Mundane beasts are very important for Bjornaer, shapeshifters and familiar hunters. Monsters are fuun, but it is not paramount to what I was asking for.

They were obviously gruffs!

But there're already relevant statistics for many mundane animals if you know where to look. Just stripping the magic parts off of the example Magic animals in RoP:M gets you most of the way there.

Ain't nobody got time for that!

Ye olde "Book of Mundane Beasts" could be greatly expanded, and a story hook and magic beast of virtue &/or other realm option attached for each one. The "Build a Beast" rules from Mystery Cults cold use some clarification and expansion.
It doesn't matter what the beast is used for or even how it woukd be used. Hard stats aid the gamer's imagination. They are the building blocks of their virtual reality. And they save time for players & storyguide who have little of it.
And fan generated stats stats on a wili are fine and useful.
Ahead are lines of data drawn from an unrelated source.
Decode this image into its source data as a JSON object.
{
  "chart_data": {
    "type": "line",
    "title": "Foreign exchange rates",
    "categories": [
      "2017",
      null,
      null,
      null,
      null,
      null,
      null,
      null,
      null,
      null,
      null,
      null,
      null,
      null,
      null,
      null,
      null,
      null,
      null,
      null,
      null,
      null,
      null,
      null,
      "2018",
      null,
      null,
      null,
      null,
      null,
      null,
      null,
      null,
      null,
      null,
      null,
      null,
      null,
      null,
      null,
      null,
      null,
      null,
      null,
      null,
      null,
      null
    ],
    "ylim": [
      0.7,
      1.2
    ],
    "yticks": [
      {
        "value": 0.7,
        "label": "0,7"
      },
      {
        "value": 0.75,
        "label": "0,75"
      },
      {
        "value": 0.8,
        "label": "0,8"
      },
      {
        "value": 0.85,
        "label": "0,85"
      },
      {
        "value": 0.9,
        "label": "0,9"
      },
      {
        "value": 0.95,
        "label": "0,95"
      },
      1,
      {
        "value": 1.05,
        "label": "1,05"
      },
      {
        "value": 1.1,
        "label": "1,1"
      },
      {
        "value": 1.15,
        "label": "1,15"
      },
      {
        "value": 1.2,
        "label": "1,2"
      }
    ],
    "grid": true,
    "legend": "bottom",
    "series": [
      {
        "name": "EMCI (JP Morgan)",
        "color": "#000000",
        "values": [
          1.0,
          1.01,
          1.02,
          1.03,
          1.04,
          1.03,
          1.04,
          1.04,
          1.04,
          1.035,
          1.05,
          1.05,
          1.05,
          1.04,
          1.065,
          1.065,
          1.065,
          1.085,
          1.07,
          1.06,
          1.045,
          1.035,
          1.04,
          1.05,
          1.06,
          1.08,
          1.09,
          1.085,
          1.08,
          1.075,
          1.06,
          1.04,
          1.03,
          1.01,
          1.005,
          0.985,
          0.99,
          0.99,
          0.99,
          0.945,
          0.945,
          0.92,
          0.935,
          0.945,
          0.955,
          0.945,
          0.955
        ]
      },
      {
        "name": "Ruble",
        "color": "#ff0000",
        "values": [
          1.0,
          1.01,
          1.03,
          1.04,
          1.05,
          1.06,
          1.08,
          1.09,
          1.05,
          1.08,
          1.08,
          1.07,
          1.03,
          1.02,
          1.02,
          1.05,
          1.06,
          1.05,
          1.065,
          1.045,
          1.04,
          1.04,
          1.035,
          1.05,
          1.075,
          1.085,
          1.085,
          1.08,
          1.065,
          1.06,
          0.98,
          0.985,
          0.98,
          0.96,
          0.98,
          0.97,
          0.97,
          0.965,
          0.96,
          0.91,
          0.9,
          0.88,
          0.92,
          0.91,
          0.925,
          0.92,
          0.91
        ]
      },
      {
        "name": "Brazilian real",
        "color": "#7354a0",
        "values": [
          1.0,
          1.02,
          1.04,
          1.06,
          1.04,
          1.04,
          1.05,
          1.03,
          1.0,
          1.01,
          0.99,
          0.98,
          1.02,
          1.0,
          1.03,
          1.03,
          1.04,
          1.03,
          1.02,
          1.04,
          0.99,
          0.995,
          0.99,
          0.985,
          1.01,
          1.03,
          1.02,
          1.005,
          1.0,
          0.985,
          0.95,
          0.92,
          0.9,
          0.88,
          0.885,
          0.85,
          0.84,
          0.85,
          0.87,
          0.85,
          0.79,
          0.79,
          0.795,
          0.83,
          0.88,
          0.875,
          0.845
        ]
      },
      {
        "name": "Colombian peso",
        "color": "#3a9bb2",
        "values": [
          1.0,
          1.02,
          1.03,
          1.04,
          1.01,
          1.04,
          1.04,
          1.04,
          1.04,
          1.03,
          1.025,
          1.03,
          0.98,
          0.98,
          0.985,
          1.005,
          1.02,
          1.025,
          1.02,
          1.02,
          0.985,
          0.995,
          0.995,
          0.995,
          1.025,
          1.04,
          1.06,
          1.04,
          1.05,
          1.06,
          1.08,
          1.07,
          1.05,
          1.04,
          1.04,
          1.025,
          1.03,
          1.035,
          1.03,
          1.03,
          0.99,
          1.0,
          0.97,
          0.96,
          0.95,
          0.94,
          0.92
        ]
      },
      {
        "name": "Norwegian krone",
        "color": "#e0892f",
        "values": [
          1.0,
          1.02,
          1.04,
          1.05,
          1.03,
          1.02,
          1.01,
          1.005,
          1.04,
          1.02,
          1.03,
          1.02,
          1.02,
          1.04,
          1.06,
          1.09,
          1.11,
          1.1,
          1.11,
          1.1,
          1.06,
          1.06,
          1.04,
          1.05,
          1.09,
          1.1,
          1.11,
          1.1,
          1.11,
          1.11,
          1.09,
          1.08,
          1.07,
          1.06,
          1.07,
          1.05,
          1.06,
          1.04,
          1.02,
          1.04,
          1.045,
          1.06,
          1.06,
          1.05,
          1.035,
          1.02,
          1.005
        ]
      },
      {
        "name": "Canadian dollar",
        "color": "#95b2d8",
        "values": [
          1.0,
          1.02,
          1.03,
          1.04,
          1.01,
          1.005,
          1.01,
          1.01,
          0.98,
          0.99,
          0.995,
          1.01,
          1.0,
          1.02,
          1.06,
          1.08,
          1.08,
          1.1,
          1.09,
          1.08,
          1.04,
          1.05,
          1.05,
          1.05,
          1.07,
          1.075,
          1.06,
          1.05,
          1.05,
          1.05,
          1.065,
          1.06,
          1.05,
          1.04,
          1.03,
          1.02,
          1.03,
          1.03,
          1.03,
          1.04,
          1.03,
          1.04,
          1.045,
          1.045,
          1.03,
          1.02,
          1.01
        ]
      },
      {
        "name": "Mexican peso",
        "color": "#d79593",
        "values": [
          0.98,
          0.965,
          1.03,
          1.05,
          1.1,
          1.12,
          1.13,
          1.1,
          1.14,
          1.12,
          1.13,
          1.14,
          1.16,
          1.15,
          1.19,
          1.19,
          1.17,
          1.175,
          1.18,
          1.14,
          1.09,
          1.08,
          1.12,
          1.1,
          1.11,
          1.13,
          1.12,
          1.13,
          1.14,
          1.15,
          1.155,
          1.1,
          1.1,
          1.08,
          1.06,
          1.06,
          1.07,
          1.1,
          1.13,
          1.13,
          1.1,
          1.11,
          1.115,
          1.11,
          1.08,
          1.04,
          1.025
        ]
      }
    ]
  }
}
But official game line stats help firm and ispire imagination and aid in troupe consensus.

I think they're out there, just scattered across several books, and there is a Book of Mundane Beasts in HoH:MC, as well as the separate pdf.

I know F&F has quite a few creatures, BS&S does, too. There are also quite a few in various places the original poster doesn't like talking about and so I won't mention them or the plans such sources might have for collecting, updating, and expanding what content might exist in those sources.